Punches for Everyone: Bullying in 20th Century Classic Comics.

  • Publication type:Capitol
  • Publishing house:Editorial Dyckinson
  • Year:2024
  • Elbec members involved:Laia Cutillas Alberich
  • Associated project:Teaching innovation project: Design and implementation of tasks to promote critical and reflective thinking on the teaching and learning of written language of the students of Primary Education Degree in the context of the digital portfolio

The word bullying is an Anglicism whose meaning is, in general terms, that of harassment suffered by one person from another or others in a given relationship context, especially at school. It comes from the English verb to bully, that is, to use force or influence to intimidate someone, especially to force them to do something. We can talk about different types of bullying (physical, verbal, sexual, social, cyberbullying). Our goal is to identify types of bullying in a set of comic book characters published in Spain in the second half of the 20th century.
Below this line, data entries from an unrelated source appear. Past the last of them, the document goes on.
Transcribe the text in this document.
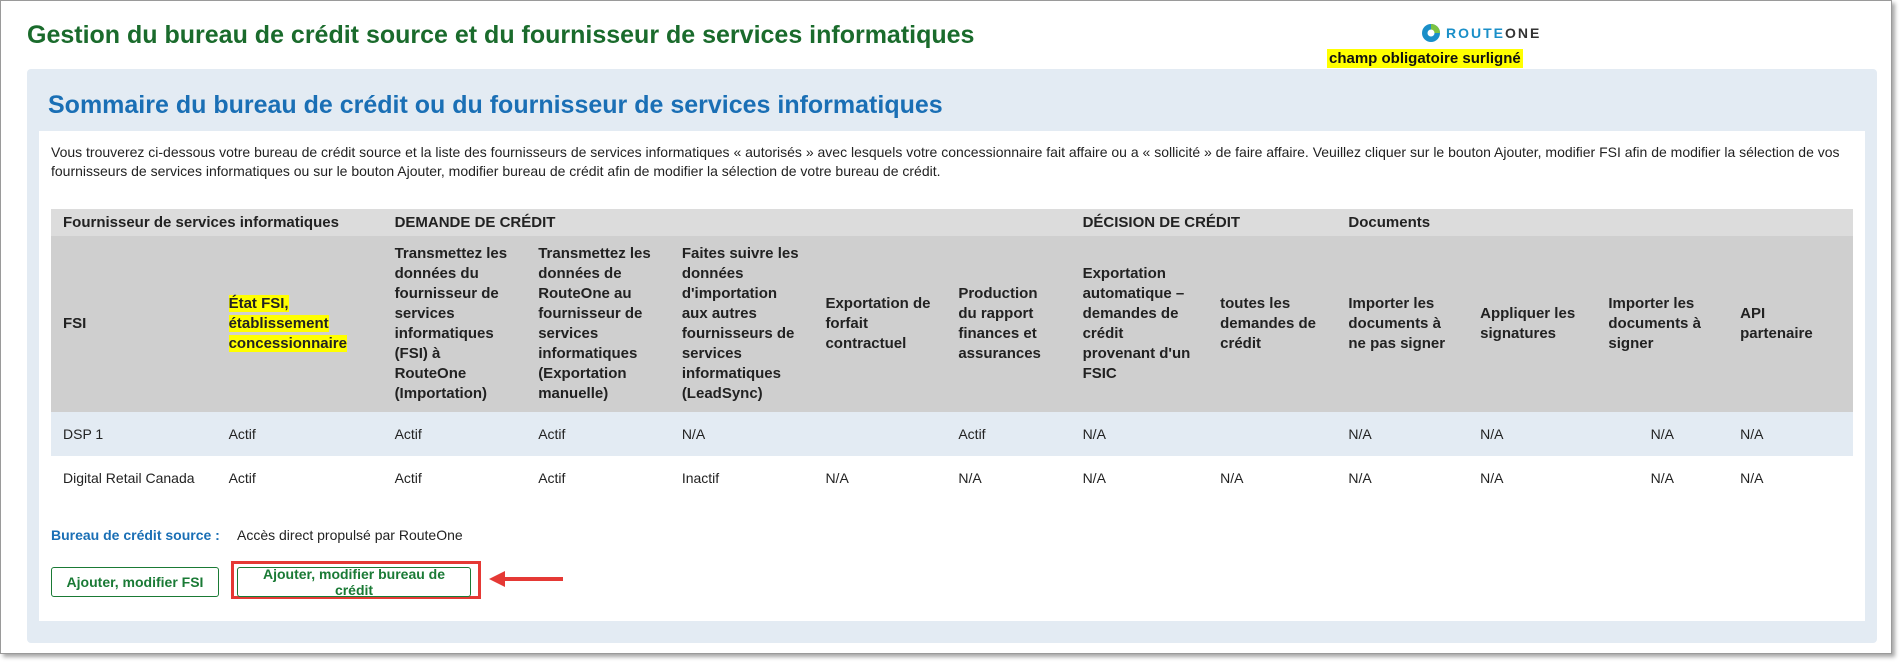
Gestion du bureau de crédit source et du fournisseur de services informatiques	ROUTEONE
champ obligatoire surligné
Sommaire du bureau de crédit ou du fournisseur de services informatiques

Vous trouverez ci-dessous votre bureau de crédit source et la liste des fournisseurs de services informatiques « autorisés » avec lesquels votre concessionnaire fait affaire ou a « sollicité » de faire affaire. Veuillez cliquer sur le bouton Ajouter, modifier FSI afin de modifier la sélection de vos fournisseurs de services informatiques ou sur le bouton Ajouter, modifier bureau de crédit afin de modifier la sélection de votre bureau de crédit.

Fournisseur de services informatiques		DEMANDE DE CRÉDIT					DÉCISION DE CRÉDIT		Documents			
FSI	État FSI, établissement concessionnaire	Transmettez les données du fournisseur de services informatiques (FSI) à RouteOne (Importation)	Transmettez les données de RouteOne au fournisseur de services informatiques (Exportation manuelle)	Faites suivre les données d'importation aux autres fournisseurs de services informatiques (LeadSync)	Exportation de forfait contractuel	Production du rapport finances et assurances	Exportation automatique – demandes de crédit provenant d'un FSIC	toutes les demandes de crédit	Importer les documents à ne pas signer	Appliquer les signatures	Importer les documents à signer	API partenaire
DSP 1	Actif	Actif	Actif	N/A		Actif	N/A		N/A	N/A	N/A	N/A
Digital Retail Canada	Actif	Actif	Actif	Inactif	N/A	N/A	N/A	N/A	N/A	N/A	N/A	N/A
Bureau de crédit source : Accès direct propulsé par RouteOne
Ajouter, modifier FSI	Ajouter, modifier bureau de crédit
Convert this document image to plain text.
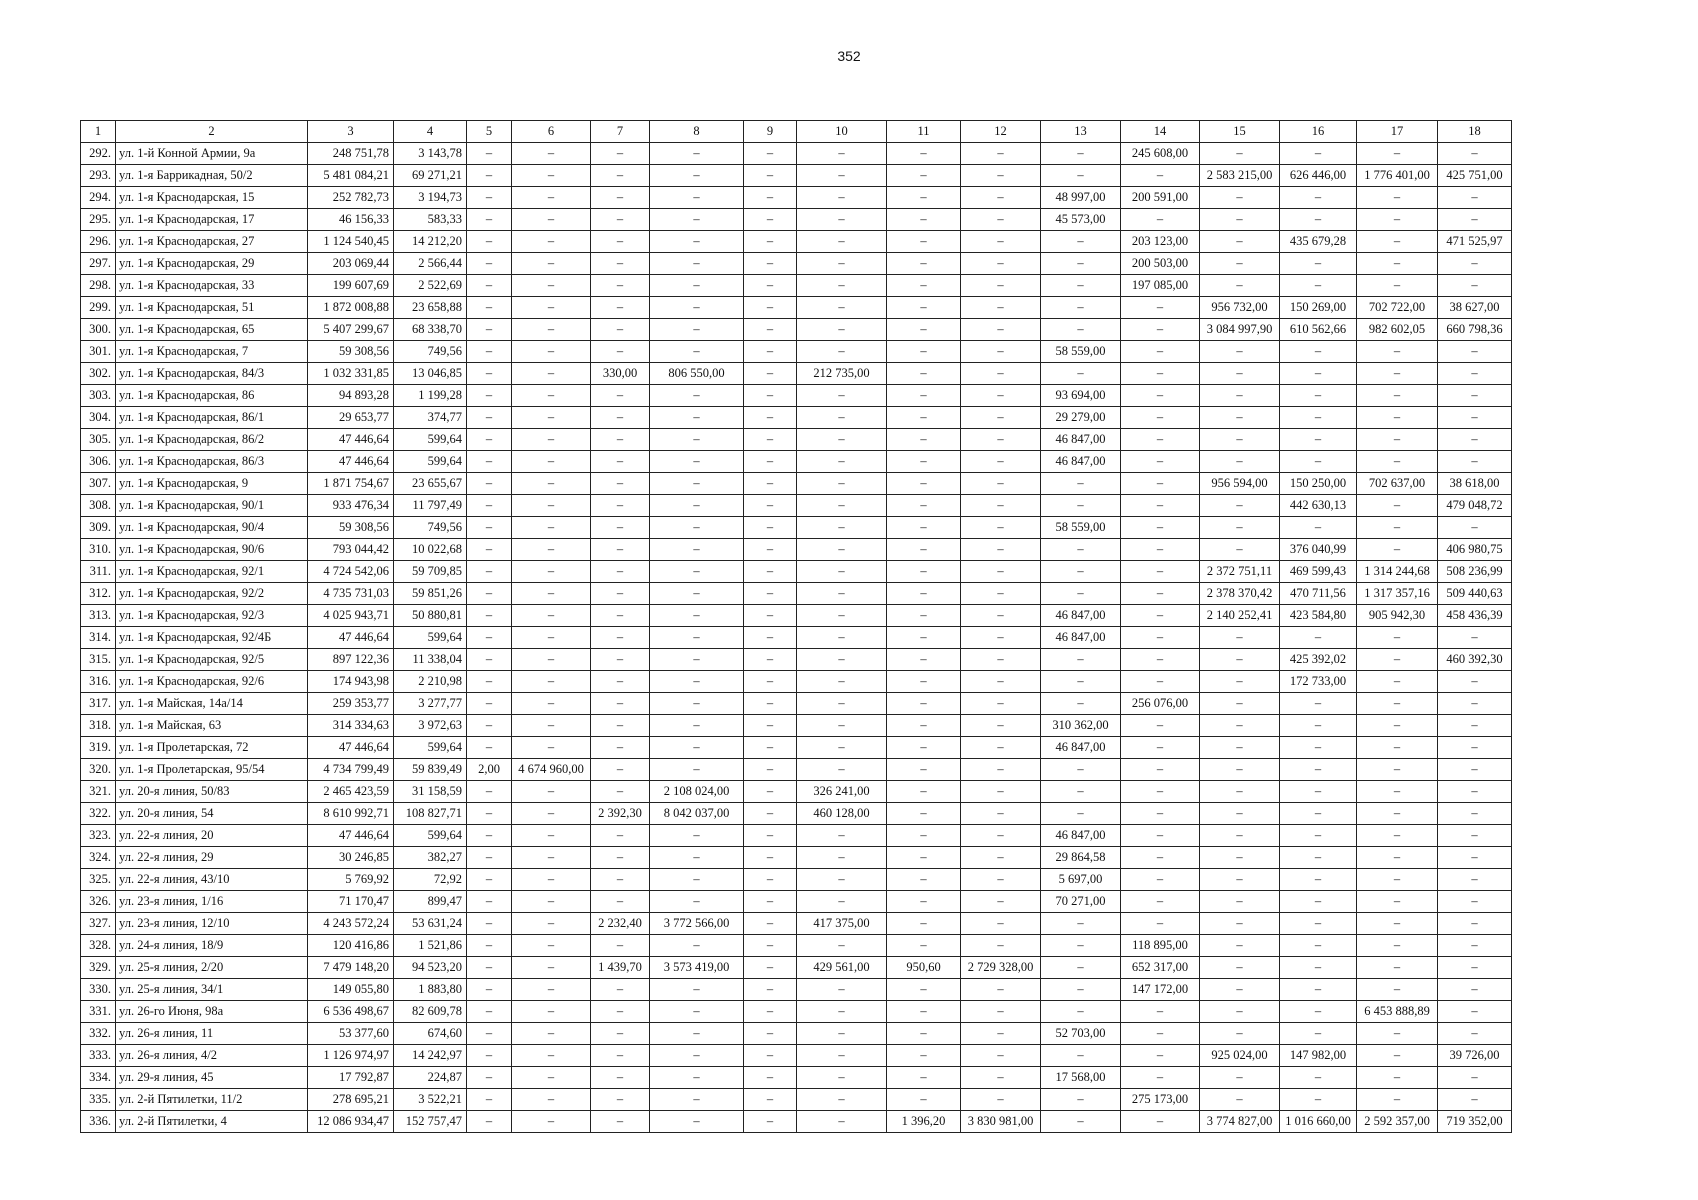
352
1	2	3	4	5	6	7	8	9	10	11	12	13	14	15	16	17	18
292.	ул. 1-й Конной Армии, 9а	248 751,78	3 143,78	–	–	–	–	–	–	–	–	–	245 608,00	–	–	–	–
293.	ул. 1-я Баррикадная, 50/2	5 481 084,21	69 271,21	–	–	–	–	–	–	–	–	–	–	2 583 215,00	626 446,00	1 776 401,00	425 751,00
294.	ул. 1-я Краснодарская, 15	252 782,73	3 194,73	–	–	–	–	–	–	–	–	48 997,00	200 591,00	–	–	–	–
295.	ул. 1-я Краснодарская, 17	46 156,33	583,33	–	–	–	–	–	–	–	–	45 573,00	–	–	–	–	–
296.	ул. 1-я Краснодарская, 27	1 124 540,45	14 212,20	–	–	–	–	–	–	–	–	–	203 123,00	–	435 679,28	–	471 525,97
297.	ул. 1-я Краснодарская, 29	203 069,44	2 566,44	–	–	–	–	–	–	–	–	–	200 503,00	–	–	–	–
298.	ул. 1-я Краснодарская, 33	199 607,69	2 522,69	–	–	–	–	–	–	–	–	–	197 085,00	–	–	–	–
299.	ул. 1-я Краснодарская, 51	1 872 008,88	23 658,88	–	–	–	–	–	–	–	–	–	–	956 732,00	150 269,00	702 722,00	38 627,00
300.	ул. 1-я Краснодарская, 65	5 407 299,67	68 338,70	–	–	–	–	–	–	–	–	–	–	3 084 997,90	610 562,66	982 602,05	660 798,36
301.	ул. 1-я Краснодарская, 7	59 308,56	749,56	–	–	–	–	–	–	–	–	58 559,00	–	–	–	–	–
302.	ул. 1-я Краснодарская, 84/3	1 032 331,85	13 046,85	–	–	330,00	806 550,00	–	212 735,00	–	–	–	–	–	–	–	–
303.	ул. 1-я Краснодарская, 86	94 893,28	1 199,28	–	–	–	–	–	–	–	–	93 694,00	–	–	–	–	–
304.	ул. 1-я Краснодарская, 86/1	29 653,77	374,77	–	–	–	–	–	–	–	–	29 279,00	–	–	–	–	–
305.	ул. 1-я Краснодарская, 86/2	47 446,64	599,64	–	–	–	–	–	–	–	–	46 847,00	–	–	–	–	–
306.	ул. 1-я Краснодарская, 86/3	47 446,64	599,64	–	–	–	–	–	–	–	–	46 847,00	–	–	–	–	–
307.	ул. 1-я Краснодарская, 9	1 871 754,67	23 655,67	–	–	–	–	–	–	–	–	–	–	956 594,00	150 250,00	702 637,00	38 618,00
308.	ул. 1-я Краснодарская, 90/1	933 476,34	11 797,49	–	–	–	–	–	–	–	–	–	–	–	442 630,13	–	479 048,72
309.	ул. 1-я Краснодарская, 90/4	59 308,56	749,56	–	–	–	–	–	–	–	–	58 559,00	–	–	–	–	–
310.	ул. 1-я Краснодарская, 90/6	793 044,42	10 022,68	–	–	–	–	–	–	–	–	–	–	–	376 040,99	–	406 980,75
311.	ул. 1-я Краснодарская, 92/1	4 724 542,06	59 709,85	–	–	–	–	–	–	–	–	–	–	2 372 751,11	469 599,43	1 314 244,68	508 236,99
312.	ул. 1-я Краснодарская, 92/2	4 735 731,03	59 851,26	–	–	–	–	–	–	–	–	–	–	2 378 370,42	470 711,56	1 317 357,16	509 440,63
313.	ул. 1-я Краснодарская, 92/3	4 025 943,71	50 880,81	–	–	–	–	–	–	–	–	46 847,00	–	2 140 252,41	423 584,80	905 942,30	458 436,39
314.	ул. 1-я Краснодарская, 92/4Б	47 446,64	599,64	–	–	–	–	–	–	–	–	46 847,00	–	–	–	–	–
315.	ул. 1-я Краснодарская, 92/5	897 122,36	11 338,04	–	–	–	–	–	–	–	–	–	–	–	425 392,02	–	460 392,30
316.	ул. 1-я Краснодарская, 92/6	174 943,98	2 210,98	–	–	–	–	–	–	–	–	–	–	–	172 733,00	–	–
317.	ул. 1-я Майская, 14а/14	259 353,77	3 277,77	–	–	–	–	–	–	–	–	–	256 076,00	–	–	–	–
318.	ул. 1-я Майская, 63	314 334,63	3 972,63	–	–	–	–	–	–	–	–	310 362,00	–	–	–	–	–
319.	ул. 1-я Пролетарская, 72	47 446,64	599,64	–	–	–	–	–	–	–	–	46 847,00	–	–	–	–	–
320.	ул. 1-я Пролетарская, 95/54	4 734 799,49	59 839,49	2,00	4 674 960,00	–	–	–	–	–	–	–	–	–	–	–	–
321.	ул. 20-я линия, 50/83	2 465 423,59	31 158,59	–	–	–	2 108 024,00	–	326 241,00	–	–	–	–	–	–	–	–
322.	ул. 20-я линия, 54	8 610 992,71	108 827,71	–	–	2 392,30	8 042 037,00	–	460 128,00	–	–	–	–	–	–	–	–
323.	ул. 22-я линия, 20	47 446,64	599,64	–	–	–	–	–	–	–	–	46 847,00	–	–	–	–	–
324.	ул. 22-я линия, 29	30 246,85	382,27	–	–	–	–	–	–	–	–	29 864,58	–	–	–	–	–
325.	ул. 22-я линия, 43/10	5 769,92	72,92	–	–	–	–	–	–	–	–	5 697,00	–	–	–	–	–
326.	ул. 23-я линия, 1/16	71 170,47	899,47	–	–	–	–	–	–	–	–	70 271,00	–	–	–	–	–
327.	ул. 23-я линия, 12/10	4 243 572,24	53 631,24	–	–	2 232,40	3 772 566,00	–	417 375,00	–	–	–	–	–	–	–	–
328.	ул. 24-я линия, 18/9	120 416,86	1 521,86	–	–	–	–	–	–	–	–	–	118 895,00	–	–	–	–
329.	ул. 25-я линия, 2/20	7 479 148,20	94 523,20	–	–	1 439,70	3 573 419,00	–	429 561,00	950,60	2 729 328,00	–	652 317,00	–	–	–	–
330.	ул. 25-я линия, 34/1	149 055,80	1 883,80	–	–	–	–	–	–	–	–	–	147 172,00	–	–	–	–
331.	ул. 26-го Июня, 98а	6 536 498,67	82 609,78	–	–	–	–	–	–	–	–	–	–	–	–	6 453 888,89	–
332.	ул. 26-я линия, 11	53 377,60	674,60	–	–	–	–	–	–	–	–	52 703,00	–	–	–	–	–
333.	ул. 26-я линия, 4/2	1 126 974,97	14 242,97	–	–	–	–	–	–	–	–	–	–	925 024,00	147 982,00	–	39 726,00
334.	ул. 29-я линия, 45	17 792,87	224,87	–	–	–	–	–	–	–	–	17 568,00	–	–	–	–	–
335.	ул. 2-й Пятилетки, 11/2	278 695,21	3 522,21	–	–	–	–	–	–	–	–	–	275 173,00	–	–	–	–
336.	ул. 2-й Пятилетки, 4	12 086 934,47	152 757,47	–	–	–	–	–	–	1 396,20	3 830 981,00	–	–	3 774 827,00	1 016 660,00	2 592 357,00	719 352,00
We aim not only to carry out a descriptive analysis of these types of harassment, but also to show models of action to be avoided by young readers. After carrying out the analysis, we have seen that, although bullying is a relatively new concept, it refers to a set of aggressions (slaps, insults, humiliation of all kinds) that unfortunately have always occurred in schools, though nowadays they are seen as aggressions against which our society fights. Besides that, comic is a text type that has received full-blown slaps, since its reading and educational use in schools we can firmly state that has not been appropriate. Tales and narrations are preferred, to give just a few examples, over comics. That is why we demand their use in schools. In a society as visual as ours, full of images and audiovisual codes of all kinds, comics have a visual component that will undoubtedly help the narrative development of school readers.